Simon Godsill

Simon Godsill is Professor of Statistical Signal Processing in the Engineering Department at Cambridge University. He is also a Professorial Fellow and tutor at Corpus Christi College Cambridge. He coordinates an active research group in Signal Inference and its Applications within the Signal Processing and Communications Laboratory at Cambridge, specializing in Bayesian computational methodology, multiple object tracking, audio and music processing, and financial time series modeling. A particular methodological theme over recent years has been the development of novel techniques for optimal Bayesian filtering and smoothing, using Sequential Monte Carlo or Particle Filtering methods. Prof. Godsill has published extensively in journals, books and international conference proceedings, and has given a number of high profile invited and plenary addresses at conferences such as the Valencia conference on Bayesian Statistics, the IEEE Statistical Signal Processing Workshop and the Conference on Bayesian Inference for Stochasrtic Processes (BISP). He co-authored a seminal Springer text Digital Audio Restoration with Prof. Peter Rayner in 1998. He was technical chair of the successful IEEE NSSPW workshop in 2006 on sequential and nonlinear filtering methods, and has been on the conference panel for numerous other conferences/workshops. Prof. Godsill has served as Associate Editor for IEEE Tr.  ignal Processing and the journal Bayesian Analysis. He was Theme Leader in Tracking and Reasoning over Time for the UK’s Data and Information Fusion Defence Technology Centre (DIF-DTC) and Principal Investigator on many grants funded by the EU, EPSRC, QinetiQ, General Dynamics, MOD, Microsoft UK, Citibank and Mastercard. In 2009-10 he was co-organiser of an 18 month research program in Sequential Monte Carlo Methods at the SAMSI Institute in North Carolina. He is a  Director of CEDAR Audio Ltd. (which has received numerous accolades over the years, including a technical Oscar).

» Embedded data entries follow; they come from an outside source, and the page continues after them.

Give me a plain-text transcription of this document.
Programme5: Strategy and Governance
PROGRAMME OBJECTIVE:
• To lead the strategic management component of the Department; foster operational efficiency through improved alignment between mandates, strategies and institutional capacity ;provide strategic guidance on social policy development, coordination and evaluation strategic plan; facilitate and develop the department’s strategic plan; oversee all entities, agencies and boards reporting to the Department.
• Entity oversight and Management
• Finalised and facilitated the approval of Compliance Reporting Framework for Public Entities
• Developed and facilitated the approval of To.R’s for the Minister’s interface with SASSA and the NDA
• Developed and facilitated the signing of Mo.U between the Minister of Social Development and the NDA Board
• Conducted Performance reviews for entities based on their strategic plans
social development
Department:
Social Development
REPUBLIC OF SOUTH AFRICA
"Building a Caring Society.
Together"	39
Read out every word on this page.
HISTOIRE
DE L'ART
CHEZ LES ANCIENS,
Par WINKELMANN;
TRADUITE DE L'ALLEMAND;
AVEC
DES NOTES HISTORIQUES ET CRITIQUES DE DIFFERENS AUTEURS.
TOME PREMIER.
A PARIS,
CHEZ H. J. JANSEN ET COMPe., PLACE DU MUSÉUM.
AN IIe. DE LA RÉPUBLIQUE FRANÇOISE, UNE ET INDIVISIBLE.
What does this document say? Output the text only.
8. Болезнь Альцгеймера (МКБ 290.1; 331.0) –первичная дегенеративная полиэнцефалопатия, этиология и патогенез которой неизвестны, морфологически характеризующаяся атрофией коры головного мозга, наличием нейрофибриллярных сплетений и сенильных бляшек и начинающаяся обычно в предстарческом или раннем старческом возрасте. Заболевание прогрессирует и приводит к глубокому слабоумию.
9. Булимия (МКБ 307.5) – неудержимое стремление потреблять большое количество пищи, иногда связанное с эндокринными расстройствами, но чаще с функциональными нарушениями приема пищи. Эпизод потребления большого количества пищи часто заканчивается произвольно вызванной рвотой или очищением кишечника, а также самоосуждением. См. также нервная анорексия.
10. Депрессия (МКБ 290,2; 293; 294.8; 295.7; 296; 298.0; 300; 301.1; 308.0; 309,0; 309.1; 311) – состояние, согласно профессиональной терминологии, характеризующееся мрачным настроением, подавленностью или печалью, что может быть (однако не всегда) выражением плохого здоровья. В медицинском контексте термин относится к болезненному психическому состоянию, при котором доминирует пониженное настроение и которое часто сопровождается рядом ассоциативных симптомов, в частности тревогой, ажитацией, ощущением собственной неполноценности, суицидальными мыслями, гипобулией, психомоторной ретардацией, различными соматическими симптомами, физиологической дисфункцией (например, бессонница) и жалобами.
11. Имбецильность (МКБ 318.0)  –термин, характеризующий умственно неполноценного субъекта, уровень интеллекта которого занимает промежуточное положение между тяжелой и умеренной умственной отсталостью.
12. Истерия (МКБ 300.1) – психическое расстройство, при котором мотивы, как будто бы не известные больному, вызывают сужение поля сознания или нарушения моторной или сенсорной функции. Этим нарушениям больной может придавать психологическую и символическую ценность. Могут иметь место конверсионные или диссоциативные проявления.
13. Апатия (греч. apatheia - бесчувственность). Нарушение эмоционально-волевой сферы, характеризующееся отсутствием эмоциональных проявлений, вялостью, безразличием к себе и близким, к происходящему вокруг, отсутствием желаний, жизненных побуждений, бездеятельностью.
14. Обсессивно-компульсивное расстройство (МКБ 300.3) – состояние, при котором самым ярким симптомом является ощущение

Points, particles and positions: recent advances in distributed processing of agile objects


In this talk I will discuss models developed under the SIGNeTS project for agile motion of objects. I will describe new motion and observation models based on point process theory and Levy processes, as well as new advances in Gaussian process models for nonparametric modelling of motion, and will further discuss methods for distributed processing of sensor data using these models, as well as inference about target detection rates and clutter rates. The methodology is probabilistic and implemented using combinations of particle filtering and variational methods.